In performance: NSO with John Adams

American composer John Adams appeared on the podium of the National Symphony Orchestra last night, continuing a series of concerts at the Kennedy Center devoted to his music that began with Jennifer Koh’s recital on Sunday. Composers are possibly too close to their own work to know how to treat it objectively, as a conductor must, to obtain the best result. Yet a composer-led performance, precisely because of that subjectivity, can also tell you something unique about what the composer was thinking.

The Adams-on-Adams treatment was applied to “The Wound-Dresser,” a 1988 symphonic setting of Walt Whitman’s recollections of his service as a caregiver to wounded troops in the makeshift Civil War hospitals along Washington’s National Mall.

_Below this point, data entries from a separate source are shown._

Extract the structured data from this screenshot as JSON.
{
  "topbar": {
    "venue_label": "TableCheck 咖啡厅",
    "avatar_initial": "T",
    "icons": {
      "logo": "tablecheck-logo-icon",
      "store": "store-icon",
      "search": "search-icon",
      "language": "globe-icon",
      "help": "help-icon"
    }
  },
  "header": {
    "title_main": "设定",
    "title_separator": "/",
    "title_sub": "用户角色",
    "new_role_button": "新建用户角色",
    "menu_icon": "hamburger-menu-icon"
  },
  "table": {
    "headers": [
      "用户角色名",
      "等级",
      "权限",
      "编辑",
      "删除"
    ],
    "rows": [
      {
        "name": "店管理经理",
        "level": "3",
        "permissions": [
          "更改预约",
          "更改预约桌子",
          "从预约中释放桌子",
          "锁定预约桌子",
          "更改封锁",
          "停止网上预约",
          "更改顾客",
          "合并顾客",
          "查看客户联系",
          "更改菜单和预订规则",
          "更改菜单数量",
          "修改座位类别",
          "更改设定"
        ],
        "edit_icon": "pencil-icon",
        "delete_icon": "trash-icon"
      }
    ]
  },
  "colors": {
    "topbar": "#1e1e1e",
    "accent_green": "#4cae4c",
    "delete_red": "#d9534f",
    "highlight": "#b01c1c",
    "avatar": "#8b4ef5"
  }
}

It was not necessarily the work one most wanted to hear from Adams, not least because he also conducted it in a similar program with the Baltimore Symphony Orchestra in 2007. The piece can be powerful on first hearing, but after repeated listening its extended elegiac tone can become static. The orchestra played the pulsing chords elegantly, with electronic synthesizer touches recalling the timbre of a glass harmonica. Eric Owens lent a smooth, intense bass-baritone to the vocal part, supported by ghostly violin solos and anguished, disembodied cries from the solo trumpet that strained painfully into the stratosphere.